Rekordschulden der USA (mehr hier), extrem hohe Aktienbewertungen, das Brexit-Dilemma, das italienische Fiasko, Immobilienblasen in den wichtigsten Ökonomien, eine extrem aggressive Handelspolitik Washingtons und eine Weltkonjunktur, die schon seit Jahresanfang signalisiert, dass es nicht mehr rund läuft. Das alles spielte bis Ende September praktisch keine Rolle. Dank der starken Entwicklung des US-Aktienmarktes wurden selbst die Warnzeichen an europäischen und asiatischen Aktienmärkten von Investoren ignoriert. „Buy the dip“ war schon seit mehreren Jahren das Motto. Jedes Tief wurde zum Einstieg genutzt. Doch der Oktober, ohnehin bekannt als einer der schwächsten Monate für den Aktienmarkt (Crash 1929 & 1987 z.B.) wird seinem Ruf gerecht und scheint das Ende der „everything bubble“ einzuläuten! Die Aktienmärkte können die vielen Krisenherde offenbar nicht mehr einfach beiseite schieben. Der Ausverkauf am gestrigen Dienstag oder auch die Rückschläge in der Vorwoche haben das deutlich gemacht. Dabei drückt auch die schwache Berichtssaison auf den Magen. Fast täglich schickt derzeit ein DAX-Konzern (zuletzt Daimler, Fresenius, BMW) eine Gewinnwarnung raus. In den USA enttäuschte gestern Caterpillar mit seinem Ausblick. Der konjunktursensible Konzern sieht düstere Zeiten kommen, der Handelskrieg drückt kräftig auf die EBIT-Margen. Auf Jahressicht haben Anleger nur noch mit dem Nasdaq 100 oder Einzelaktien nennenswerte Gewinne eingefahren. Alle anderen wichtigen Börsenindizes befinden sich in der Nullzone oder im roten Terrain. Manche Märkte in Asien befinden sich nach herrschenden Definition bereits in der Baisse.

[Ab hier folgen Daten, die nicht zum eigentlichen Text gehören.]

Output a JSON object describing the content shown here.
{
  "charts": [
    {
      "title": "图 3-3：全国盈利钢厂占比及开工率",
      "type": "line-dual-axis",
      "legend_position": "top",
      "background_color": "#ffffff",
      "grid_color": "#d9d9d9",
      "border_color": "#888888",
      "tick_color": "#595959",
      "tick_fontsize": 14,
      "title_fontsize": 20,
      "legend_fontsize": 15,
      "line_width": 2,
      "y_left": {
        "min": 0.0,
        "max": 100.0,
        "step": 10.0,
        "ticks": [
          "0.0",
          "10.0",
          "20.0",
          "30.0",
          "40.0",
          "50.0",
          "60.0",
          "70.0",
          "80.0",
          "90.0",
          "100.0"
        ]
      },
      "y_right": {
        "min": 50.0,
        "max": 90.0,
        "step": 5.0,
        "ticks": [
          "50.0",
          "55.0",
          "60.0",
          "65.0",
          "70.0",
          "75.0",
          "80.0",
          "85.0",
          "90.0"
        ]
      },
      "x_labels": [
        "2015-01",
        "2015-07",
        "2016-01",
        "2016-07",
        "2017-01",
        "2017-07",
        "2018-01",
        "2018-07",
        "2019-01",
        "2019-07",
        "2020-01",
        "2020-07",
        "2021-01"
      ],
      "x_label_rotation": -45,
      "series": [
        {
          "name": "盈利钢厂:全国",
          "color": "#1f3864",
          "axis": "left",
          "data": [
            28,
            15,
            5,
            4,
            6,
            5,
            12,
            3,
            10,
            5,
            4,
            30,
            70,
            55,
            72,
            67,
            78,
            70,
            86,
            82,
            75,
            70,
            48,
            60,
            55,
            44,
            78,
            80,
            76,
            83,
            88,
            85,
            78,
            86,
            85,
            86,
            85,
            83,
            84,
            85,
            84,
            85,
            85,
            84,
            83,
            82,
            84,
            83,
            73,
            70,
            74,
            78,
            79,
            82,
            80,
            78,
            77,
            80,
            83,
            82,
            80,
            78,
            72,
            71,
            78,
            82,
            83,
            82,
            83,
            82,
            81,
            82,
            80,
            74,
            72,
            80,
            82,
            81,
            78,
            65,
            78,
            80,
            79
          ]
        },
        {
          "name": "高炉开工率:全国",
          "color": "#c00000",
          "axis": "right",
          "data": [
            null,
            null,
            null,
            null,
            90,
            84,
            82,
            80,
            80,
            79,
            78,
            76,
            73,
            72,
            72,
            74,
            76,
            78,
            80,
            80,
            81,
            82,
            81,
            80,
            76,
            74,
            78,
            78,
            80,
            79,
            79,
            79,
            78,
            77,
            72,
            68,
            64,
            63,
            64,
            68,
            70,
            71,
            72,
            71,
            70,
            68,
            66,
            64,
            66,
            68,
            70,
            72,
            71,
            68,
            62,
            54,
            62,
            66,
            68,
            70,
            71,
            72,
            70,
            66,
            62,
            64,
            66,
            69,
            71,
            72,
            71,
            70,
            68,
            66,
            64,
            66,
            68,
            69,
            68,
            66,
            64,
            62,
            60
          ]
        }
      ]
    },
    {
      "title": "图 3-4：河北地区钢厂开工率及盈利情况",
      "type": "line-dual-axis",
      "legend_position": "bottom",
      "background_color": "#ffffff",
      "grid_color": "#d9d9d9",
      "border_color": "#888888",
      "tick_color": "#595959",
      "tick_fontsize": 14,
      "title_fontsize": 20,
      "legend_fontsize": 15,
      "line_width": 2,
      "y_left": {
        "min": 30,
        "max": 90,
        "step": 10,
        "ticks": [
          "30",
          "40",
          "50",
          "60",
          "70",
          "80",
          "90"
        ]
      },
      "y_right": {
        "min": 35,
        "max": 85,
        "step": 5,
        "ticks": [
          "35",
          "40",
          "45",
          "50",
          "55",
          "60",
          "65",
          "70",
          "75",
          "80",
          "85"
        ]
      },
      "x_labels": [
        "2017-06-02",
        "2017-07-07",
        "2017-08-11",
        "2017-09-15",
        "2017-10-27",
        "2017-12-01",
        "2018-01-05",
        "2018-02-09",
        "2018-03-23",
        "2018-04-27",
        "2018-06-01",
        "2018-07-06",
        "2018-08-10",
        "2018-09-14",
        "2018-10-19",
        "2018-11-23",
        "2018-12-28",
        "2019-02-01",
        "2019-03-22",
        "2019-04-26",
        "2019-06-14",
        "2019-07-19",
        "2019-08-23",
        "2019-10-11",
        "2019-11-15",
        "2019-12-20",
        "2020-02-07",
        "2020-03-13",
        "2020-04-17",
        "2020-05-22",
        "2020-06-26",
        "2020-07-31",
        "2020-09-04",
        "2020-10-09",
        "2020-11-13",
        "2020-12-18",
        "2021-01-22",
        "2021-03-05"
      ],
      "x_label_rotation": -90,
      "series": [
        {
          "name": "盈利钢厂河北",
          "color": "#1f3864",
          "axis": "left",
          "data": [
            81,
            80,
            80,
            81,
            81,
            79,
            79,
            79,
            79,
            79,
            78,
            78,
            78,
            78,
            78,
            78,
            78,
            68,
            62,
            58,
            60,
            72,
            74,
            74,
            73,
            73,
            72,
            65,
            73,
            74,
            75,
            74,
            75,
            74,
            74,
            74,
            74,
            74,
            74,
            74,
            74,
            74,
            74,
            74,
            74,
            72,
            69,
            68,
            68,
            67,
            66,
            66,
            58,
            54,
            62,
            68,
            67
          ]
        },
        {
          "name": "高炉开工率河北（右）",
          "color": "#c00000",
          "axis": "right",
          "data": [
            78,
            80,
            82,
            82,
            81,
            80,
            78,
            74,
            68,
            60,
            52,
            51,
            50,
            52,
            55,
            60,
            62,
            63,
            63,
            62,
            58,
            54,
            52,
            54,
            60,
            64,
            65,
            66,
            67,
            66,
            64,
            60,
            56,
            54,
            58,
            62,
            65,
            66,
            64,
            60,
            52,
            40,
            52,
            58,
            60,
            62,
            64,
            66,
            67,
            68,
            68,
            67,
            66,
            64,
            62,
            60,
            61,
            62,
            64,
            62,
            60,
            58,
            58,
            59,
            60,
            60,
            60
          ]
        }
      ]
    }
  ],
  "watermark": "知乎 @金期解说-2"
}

Bank of America beweist gutes Timing

Mit diesen Rückschlägen kommt auch Gold wieder in die Spur. Schon seit einigen Wochen entdecken Anleger das Edelmetall als „sicheren Hafen“ wieder. Die endlosen Artikel, dass Gold eben das nicht mehr ist, dürften nun aufhören. Ganz im Gegenteil: plötzlich spielt Gold auch in der Berichterstattung der Massenmedien wieder eine wichtige Rolle. Das dürfte in den kommenden Wochen weitere Käufer in den Markt locken. Auch die Bank of America Merrill Lynch (BoA) erwartet nun ein steigendes Interesse an der langfristig stärksten Währung der Welt. Die Investoren würden nun vermehrt Gold zur Portfolioabsicherung nutzen, heißt es da. Daher rechnet die US-Investmentbank mit einer weiteren Verteuerung. Diesem Beispiel dürften auch andere Häuser folgen. Doch die Aussagen der BoA haben Gewicht. Sie hatte bereits Ende Juli dazu geraten, verstärkt in Gold zu investieren und den Bestand an Tech-Werten zu reduzieren. Mitte August erreichte der Goldpreis dann sein Jahrestief, seither geht es bergauf. Das nennt man Timing!

Gold

Gold-Shorties decken sich ein

Ein Argument, dass das Institut anführt, sind die Short-Positionen der Spekulanten im Gold-Future. Sie haben in den vergangenen zehn Tagen ihre Positionen massiv reduziert und so dem Goldpreis zusätzlichen Schub gegeben. Zuvor hatten sie mit rekordhohen Beträgen auf fallende Goldpreise gewettet (mehr hier). Wir dürften in den kommenden Wochen weitere Eindeckungen sehen, die die Notiz stützen. Nun rücken auch die Voten der Branchenanalysten wieder in den Fokus. Viele Institute hatte ein Kursziel von 1.250 US-Dollar je Unze zum Jahresende ausgegeben (siehe: Gold: Das sind die Kursziele der Analysten). Im gestrigen Handel erreichte der Goldpreis bereits die Marke von 1.240 US-Dollar je Unze, bevor er wieder nachgab. Im Prinzip verläuft aber um 1.236 Dollar die Hürde, die es zu nehmen gilt. Erst wenn der Preis nachhaltig diesen technischen Widerstand nimmt, rechnen wir mit einer echten Rallye beim Goldpreis.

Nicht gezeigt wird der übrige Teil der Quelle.